For Korea, the world of 100 years ago was every bit as turbulent as our present world.

Korea had just experienced an uncomfortable and unwilling opening by colonial and global powers and the abandonment of its ancient system of government and social organisation. It had also witnessed the Sino-Japanese War, the Russo-Japanese War, and had itself been colonised by Japan. If we were living 100 years ago, it would have only been three years since Korea had been convulsed by an independence movement, and it would be 23 years till it was freed from Japanese domination in 1945.

Perhaps lessons can be drawn from that time: that the world is always turbulent, that there are few times when it is quiet and calm, and that nations and their peoples generally survive the tumult, though they may be changed.

Having a long perspective can help one see that cycles of history end and repeat themselves, and that while the present might seem dark, the future is nearly always lighter. The sun will always come up tomorrow as we say in English.
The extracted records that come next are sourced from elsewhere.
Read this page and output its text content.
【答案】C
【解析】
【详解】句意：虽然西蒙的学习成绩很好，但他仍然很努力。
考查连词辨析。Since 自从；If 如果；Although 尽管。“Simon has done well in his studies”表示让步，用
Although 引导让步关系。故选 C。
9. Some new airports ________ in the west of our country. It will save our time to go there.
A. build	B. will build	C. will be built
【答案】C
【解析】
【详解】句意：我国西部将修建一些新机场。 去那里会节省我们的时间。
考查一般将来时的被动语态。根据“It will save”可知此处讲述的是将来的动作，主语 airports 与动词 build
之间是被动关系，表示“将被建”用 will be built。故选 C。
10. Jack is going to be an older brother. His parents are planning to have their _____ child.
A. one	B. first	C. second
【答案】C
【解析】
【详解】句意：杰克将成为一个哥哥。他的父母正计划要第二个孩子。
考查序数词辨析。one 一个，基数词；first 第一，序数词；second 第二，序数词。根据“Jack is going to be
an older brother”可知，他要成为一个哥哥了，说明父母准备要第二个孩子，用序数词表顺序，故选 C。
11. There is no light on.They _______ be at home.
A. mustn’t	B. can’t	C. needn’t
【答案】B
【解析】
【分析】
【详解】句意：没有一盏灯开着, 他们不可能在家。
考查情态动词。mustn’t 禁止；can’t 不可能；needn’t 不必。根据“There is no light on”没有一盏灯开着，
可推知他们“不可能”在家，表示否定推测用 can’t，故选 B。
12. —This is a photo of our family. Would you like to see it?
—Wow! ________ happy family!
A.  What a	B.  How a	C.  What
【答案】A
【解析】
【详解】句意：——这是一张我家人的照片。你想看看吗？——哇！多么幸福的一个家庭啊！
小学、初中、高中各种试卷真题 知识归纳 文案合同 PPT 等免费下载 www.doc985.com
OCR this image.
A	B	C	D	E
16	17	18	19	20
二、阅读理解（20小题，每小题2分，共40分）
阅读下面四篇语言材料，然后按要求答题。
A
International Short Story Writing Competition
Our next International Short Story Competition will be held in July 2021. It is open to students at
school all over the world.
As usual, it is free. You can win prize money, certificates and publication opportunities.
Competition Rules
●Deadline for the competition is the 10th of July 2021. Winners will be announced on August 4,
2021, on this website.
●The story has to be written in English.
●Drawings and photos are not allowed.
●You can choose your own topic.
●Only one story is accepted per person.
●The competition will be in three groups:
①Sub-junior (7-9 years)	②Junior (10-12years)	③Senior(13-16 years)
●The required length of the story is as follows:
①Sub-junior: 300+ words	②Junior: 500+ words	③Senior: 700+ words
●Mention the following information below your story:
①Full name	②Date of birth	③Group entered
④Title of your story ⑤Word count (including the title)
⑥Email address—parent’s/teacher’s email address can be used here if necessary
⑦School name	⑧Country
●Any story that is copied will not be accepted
At the conference, I am talking about the experiences of Geographers from Imperial Japan and their colleagues from colonial Korea, their research encounters with new territory in Manchuria and Inner Mongolia in 1939 and 1940, and how such research experiences and knowledge gathering are very much part of the colonial project.

Such fieldwork remakes newly encountered territories for the colonial present and future, and also transforms those involved.

This is part of a wider project on the connections between Geographers of Imperial Japan, Fascist Germany and colonial Korea.

I have a paper on this subject under review with the Journal of Historical Geography and a book proposal which I aim to pitch to publishers in 2023 on the subject, hopefully to come out in 2025. I also work on North Korea and fishing communities and histories there and in neighbouring countries, and I hope—COVID and current global circumstances allowing—I will be able to continue fieldwork in both North Korea and Primorsky and visit the Russian State Archive of the Economy once again to collect the records of the Soviet/Russian/North Korean Fisheries Commission. 

This is not my first experience of cooperation with HSE University. I visited HSE University as a Visiting Lecturer in 2016 after much communication with colleagues based here, and I taught lectures on North Korea and its environmental history.

I have continued to work with colleagues at HSE University both on collaborative work, and in my role as Managing Editor of the European Journal of Korean Studies.

We have published a number of papers by colleagues at HSE, and in fact several of them are at this conference. I always like to collaborate with the HSE community and hope to visit again in the future.